SINCE 1998, the Glenwood Springs football team has been building a program that could compete for a state title. The Demons have a chance to win the Class 3A title Saturday. Glenwood Springs HS OL/DL Greg Orosz and head coach Rocky Whitworth celebrate 47-14 win over Mountain View HS.



GLENWOOD SPRINGS — The numbers were thin for the 1997 football season. The school had a decision to make.

Making players’ safety its primary concern, Glenwood Springs High School made the difficult decision to suspend its varsity football season for a year, try to build interest and develop a program from the ground up.

The program has been building for 11 years. The end result of that construction project has the school and the community in a red frenzy.

Saturday, for the first time since 1980, Glenwood Springs is playing for a state football title.

It’s been a process. This year’s seniors were mere second-graders when the varsity program was re-established in 1998.

It didn’t take long for them to gain an interest in the sport. As far back as fourth grade, when they were playing in the Three Rivers Youth Football Program, they dreamed about playing for a winning program, playing for a state title.

Their dreams will be realized at 2:30 on Saturday afternoon when they take on Fort Morgan, like Glenwood unbeaten on the season, at Cherokee Trail High School in Aurora.

For the first time, the Class 3A state title game will be played at a neutral site. It is the second of a two-game state title extravaganza at Legacy Stadium. Another Western Slope team,
Olathe, plays for the 2A state title at 11 a.m.

Back during their youth football days, it was two Glenwood Springs teams playing for the league title eight years ago. The teams played to a 12-12 tie in regulation.

“From there on, once we got into middle school and high school, we knew it’d be a good trip,” Demons quarterback Dakota Stonehouse said.

“I think that day we played each other, we knew we’d be together (in high school),” senior wide receiver Kevin Screen said.

It didn’t just come about by dreaming, however. Back before they entered high school, the players began lifting weights, going to summer camps and doing off-season drills, all with the goal of being where they are now at during their senior seasons.

“We just all worked hard in the offseason,” Screen said.

Although he saw the potential when they were young, Demons head coach Rocky Whitworth said the players still needed to learn the proper work ethic.

“Everybody needed to be taught how to train,” Whitworth said.

His players took it to heart, though it took a couple of year.

“As sophomores and juniors, that’s when it stuck,” Whitworth said of the offseason work.

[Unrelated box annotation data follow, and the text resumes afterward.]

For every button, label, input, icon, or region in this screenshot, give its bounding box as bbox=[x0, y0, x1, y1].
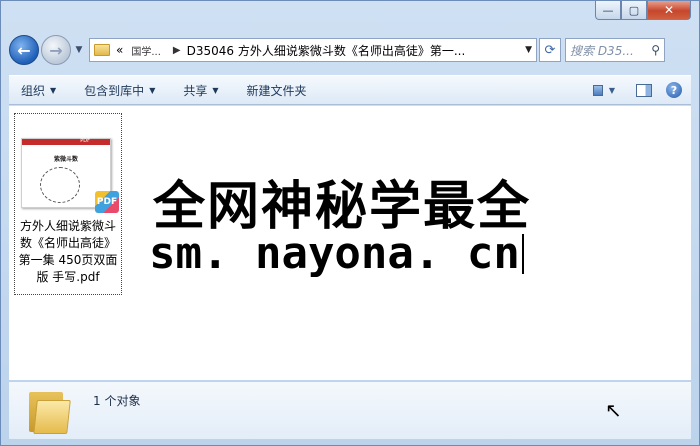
thumbnail-header: PDF bbox=[22, 138, 110, 145]
chevron-right-icon[interactable]: ▶ bbox=[173, 45, 181, 56]
file-list-pane[interactable]: PDF 紫微斗数 PDF 方外人细说紫微斗数《名师出高徒》第一集 450页双面版… bbox=[9, 106, 691, 380]
folder-icon bbox=[29, 388, 71, 434]
chevron-down-icon: ▼ bbox=[212, 85, 219, 95]
new-folder-label: 新建文件夹 bbox=[246, 83, 307, 98]
change-view-button[interactable]: ▼ bbox=[593, 81, 615, 99]
maximize-button[interactable]: ▢ bbox=[621, 1, 647, 20]
back-button[interactable]: ← bbox=[9, 35, 39, 65]
minimize-button[interactable]: — bbox=[595, 1, 621, 20]
thumbnail-title: 紫微斗数 bbox=[53, 156, 78, 163]
address-overflow[interactable]: « bbox=[116, 43, 123, 57]
include-library-menu[interactable]: 包含到库中 ▼ bbox=[84, 82, 155, 99]
chevron-down-icon: ▼ bbox=[608, 85, 615, 95]
forward-button[interactable]: → bbox=[41, 35, 71, 65]
watermark-overlay: 全网神秘学最全 sm. nayona. cn bbox=[149, 162, 553, 286]
watermark-line2: sm. nayona. cn bbox=[149, 228, 524, 279]
search-input[interactable]: 搜索 D35... ⚲ bbox=[565, 38, 665, 62]
item-count: 1 个对象 bbox=[93, 394, 141, 408]
details-pane: 1 个对象 ↖ bbox=[9, 381, 691, 439]
breadcrumb-current[interactable]: D35046 方外人细说紫微斗数《名师出高徒》第一... bbox=[187, 42, 466, 59]
refresh-button[interactable]: ⟳ bbox=[539, 38, 561, 62]
chevron-down-icon: ▼ bbox=[149, 85, 156, 95]
include-library-label: 包含到库中 bbox=[84, 83, 145, 98]
search-placeholder: 搜索 D35... bbox=[570, 43, 634, 58]
organize-label: 组织 bbox=[21, 83, 46, 98]
toolbar-right: ▼ ? bbox=[585, 81, 691, 99]
new-folder-button[interactable]: 新建文件夹 bbox=[247, 82, 307, 99]
thumbnail-chart bbox=[40, 167, 80, 203]
preview-pane-icon bbox=[636, 83, 652, 97]
file-item[interactable]: PDF 紫微斗数 PDF 方外人细说紫微斗数《名师出高徒》第一集 450页双面版… bbox=[14, 113, 122, 295]
chevron-down-icon: ▼ bbox=[50, 85, 57, 95]
thumbnail-header-label: PDF bbox=[80, 138, 90, 144]
explorer-window: — ▢ ✕ ← → ▼ « 国学... ▶ D35046 方外人细说紫微斗数《名… bbox=[0, 0, 700, 446]
preview-pane-button[interactable] bbox=[633, 81, 655, 99]
text-caret bbox=[521, 234, 524, 274]
close-button[interactable]: ✕ bbox=[647, 1, 691, 20]
history-dropdown-icon[interactable]: ▼ bbox=[73, 45, 85, 55]
help-button[interactable]: ? bbox=[663, 81, 685, 99]
watermark-url: sm. nayona. cn bbox=[149, 228, 520, 279]
share-label: 共享 bbox=[183, 83, 208, 98]
breadcrumb-separator: 国学... bbox=[131, 46, 161, 58]
pdf-icon: PDF bbox=[95, 191, 119, 213]
mouse-cursor-icon: ↖ bbox=[605, 398, 622, 422]
address-dropdown-icon[interactable]: ▼ bbox=[519, 45, 532, 55]
search-icon[interactable]: ⚲ bbox=[651, 43, 660, 57]
caption-buttons: — ▢ ✕ bbox=[595, 1, 691, 21]
folder-icon bbox=[94, 44, 110, 56]
command-bar: 组织 ▼ 包含到库中 ▼ 共享 ▼ 新建文件夹 ▼ ? bbox=[9, 75, 691, 105]
view-icon bbox=[593, 84, 603, 96]
address-bar[interactable]: « 国学... ▶ D35046 方外人细说紫微斗数《名师出高徒》第一... ▼ bbox=[89, 38, 537, 62]
organize-menu[interactable]: 组织 ▼ bbox=[21, 82, 56, 99]
navigation-bar: ← → ▼ « 国学... ▶ D35046 方外人细说紫微斗数《名师出高徒》第… bbox=[9, 31, 691, 69]
folder-front bbox=[33, 400, 71, 434]
share-menu[interactable]: 共享 ▼ bbox=[183, 82, 218, 99]
file-name: 方外人细说紫微斗数《名师出高徒》第一集 450页双面版 手写.pdf bbox=[18, 219, 118, 284]
help-icon: ? bbox=[666, 82, 682, 98]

“This day is finally here,” said Screen, who is Stonehouse’s favorite target with 45 catches for more than 850 yards and eight touchdowns.

Most every team the Demons have played this fall has been bigger and taller. Glenwood has tried to counteract that size deficit by emphasizing speed and athleticism.

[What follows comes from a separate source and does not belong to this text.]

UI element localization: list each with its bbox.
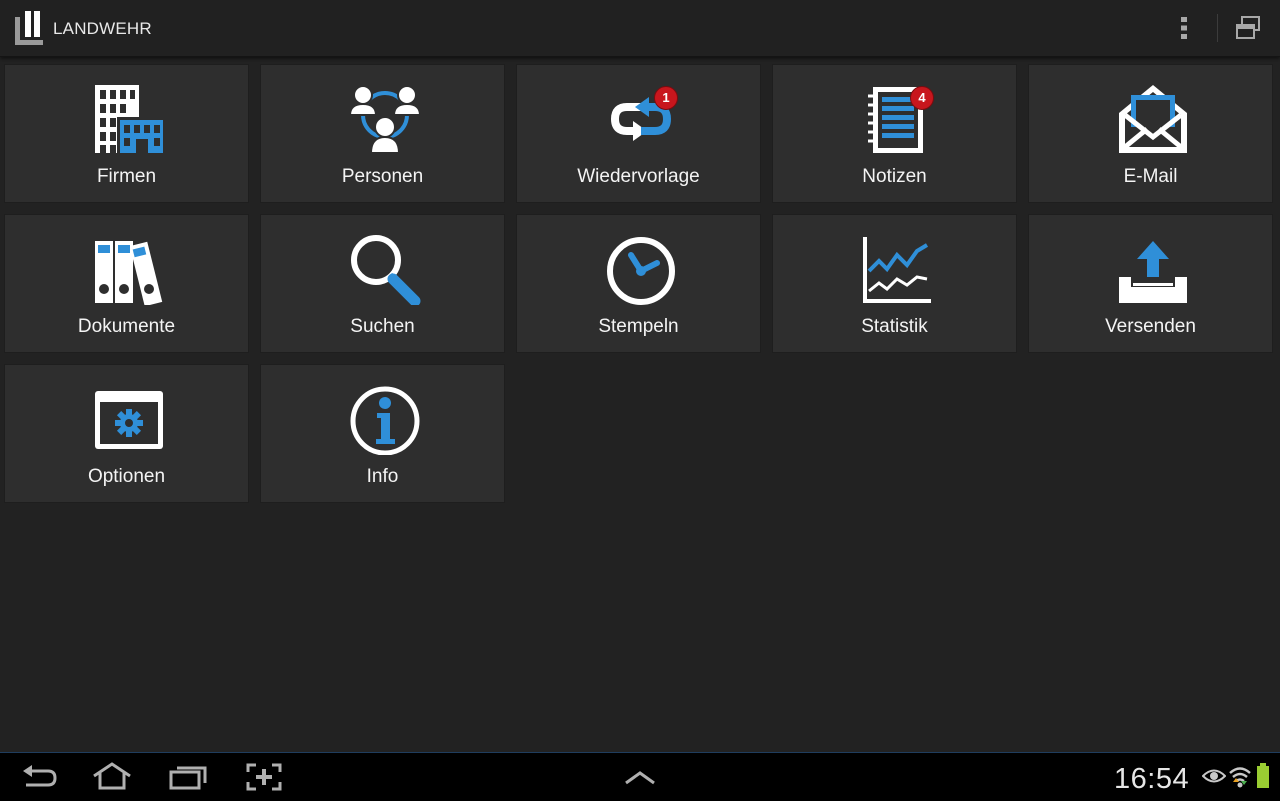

“I think everyone on this team has heart,” Screen said.

While Glenwood has staked its claim on its offense, Fort Morgan has thrived with its defense this season.

“Playing smart and playing hard are two big things,” Whitworth said of what it will take for his team to prevail.

Screen looked out across Stubler Memorial Field at the high school this week, realizing it would be his last few days of practice at Glenwood Springs.

“It’s kind of sad in a way,” he said. “I’ll miss walking out on that field with my best friends.”